Most of the existentialistic questions can be answered through an open-minded, careful observation of the natural world, as has always been the case when humankind tries to resolve practical issues related to the structural improvement of life. For example through bionics; nature is the main inspiration to conceive, organize and craft the development of technology — the latter being the tool to build up the progress. In other words, development and progress depend on the combination of pre-existing natural structures and a series of creative interpretations of them. The same approach within bionics can be experienced when it’s about answering more complex questions, related to our own existence. In my view, we’re witnessing the transition between two ages, the Modern to the Post-Modern. The resulting sense of discomfort and confusion is leading to a massive reconnection with the essential.

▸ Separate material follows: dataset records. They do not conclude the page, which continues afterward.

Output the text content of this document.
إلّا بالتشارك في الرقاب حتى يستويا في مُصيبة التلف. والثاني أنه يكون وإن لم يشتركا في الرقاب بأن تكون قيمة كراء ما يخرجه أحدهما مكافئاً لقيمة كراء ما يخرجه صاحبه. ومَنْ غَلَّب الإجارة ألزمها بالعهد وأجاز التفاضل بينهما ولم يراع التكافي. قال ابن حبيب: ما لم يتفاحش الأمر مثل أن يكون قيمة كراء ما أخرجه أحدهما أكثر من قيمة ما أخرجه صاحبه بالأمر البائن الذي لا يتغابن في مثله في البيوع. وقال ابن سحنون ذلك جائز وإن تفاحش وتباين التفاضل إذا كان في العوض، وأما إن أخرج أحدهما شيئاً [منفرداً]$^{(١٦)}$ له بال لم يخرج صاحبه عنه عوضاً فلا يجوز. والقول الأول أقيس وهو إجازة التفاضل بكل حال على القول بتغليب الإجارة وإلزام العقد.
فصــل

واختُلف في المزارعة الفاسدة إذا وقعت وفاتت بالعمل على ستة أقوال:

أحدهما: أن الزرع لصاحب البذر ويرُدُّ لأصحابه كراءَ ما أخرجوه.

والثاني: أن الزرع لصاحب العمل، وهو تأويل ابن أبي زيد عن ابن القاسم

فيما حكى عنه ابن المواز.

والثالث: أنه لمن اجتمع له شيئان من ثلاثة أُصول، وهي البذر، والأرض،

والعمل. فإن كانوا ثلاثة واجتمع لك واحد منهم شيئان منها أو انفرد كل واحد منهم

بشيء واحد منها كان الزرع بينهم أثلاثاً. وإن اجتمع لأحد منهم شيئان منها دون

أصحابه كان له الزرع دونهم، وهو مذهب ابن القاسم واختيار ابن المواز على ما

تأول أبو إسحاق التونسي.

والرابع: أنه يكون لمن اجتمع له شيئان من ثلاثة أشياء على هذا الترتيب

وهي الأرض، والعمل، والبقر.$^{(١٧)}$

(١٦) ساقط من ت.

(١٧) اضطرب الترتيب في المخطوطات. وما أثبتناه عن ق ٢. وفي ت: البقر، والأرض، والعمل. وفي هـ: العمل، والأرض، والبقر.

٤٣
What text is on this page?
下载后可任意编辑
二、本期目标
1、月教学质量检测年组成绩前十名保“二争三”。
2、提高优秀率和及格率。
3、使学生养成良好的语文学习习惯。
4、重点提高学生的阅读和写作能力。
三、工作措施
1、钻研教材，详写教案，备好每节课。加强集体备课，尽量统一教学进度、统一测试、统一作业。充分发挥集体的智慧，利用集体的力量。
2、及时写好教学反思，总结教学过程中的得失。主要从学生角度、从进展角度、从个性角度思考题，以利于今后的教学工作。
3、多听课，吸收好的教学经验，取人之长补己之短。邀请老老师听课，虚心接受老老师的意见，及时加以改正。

Through the past three centuries, humankind has more and more focused on a frantic run toward a misinterpreted concept of progress. From the dawn of the first Industrial Revolution in the 18th century, through the consolidation of the Modern Age, humans have been busy structuring the over-exploitation of the planet, which is now exhausted. The global rape of the natural resources has defined over time, a wrong approach to life; humans behave like a virus, which sucks life out of other living beings to keep on growing. Long term, this unsustainable mechanism leads to the death of the source of life—thus, the virus perishes with its victim. In terms of approach, BIOPHILIA is based on the personal experience, while the aim is to investigate and understand, on a global scale, why humans go back to nature in times of deep crisis. In this case, the individual experience is both a narrative pretext and the element that allows the author to say something about the phenomenon.

I’m more and more attracted by the essential; the more I walk toward this direction, the more I realize how strong the role of nature is in our lives. I think that experiencing nature with a deeper perspective helps to understand more about the cosmos in which we belong. In my view, this is the only meaningful activity in life — the real reason why we’re on this planet and what keeps us alive. The rest is just an illusion.

The surprise and wonder resulting from the encounter with nature is a fundamental element within this project. This means that I put myself in the condition to experience nature, and most of the photographs are interpreted frames of situations or elements I discover through my research. Within this frame, BIOPHILIA explores the relation between time and nature. Decay and death are part of life, a biological rule, which fortunately humans haven’t managed to change, no matter how many attempts have been done to reach immortality. There’s a significant difference of perspectives between thinking that our body has a soul, where the latter is meant as a pure form of energy, and thinking that such energy is temporarily hosted in a body.

Decay is the way nature reminds us about time, where time is the element defining different stages in which we’re gradually supposed to understand why we’re alive, what life is for and where we’re going next. The fact that nobody has ever managed to give firm answers to these questions is not a limit: it’s the answer. Humankind is so obsessed with achievement and answers that we tend to ignore what really matters: the process of questioning.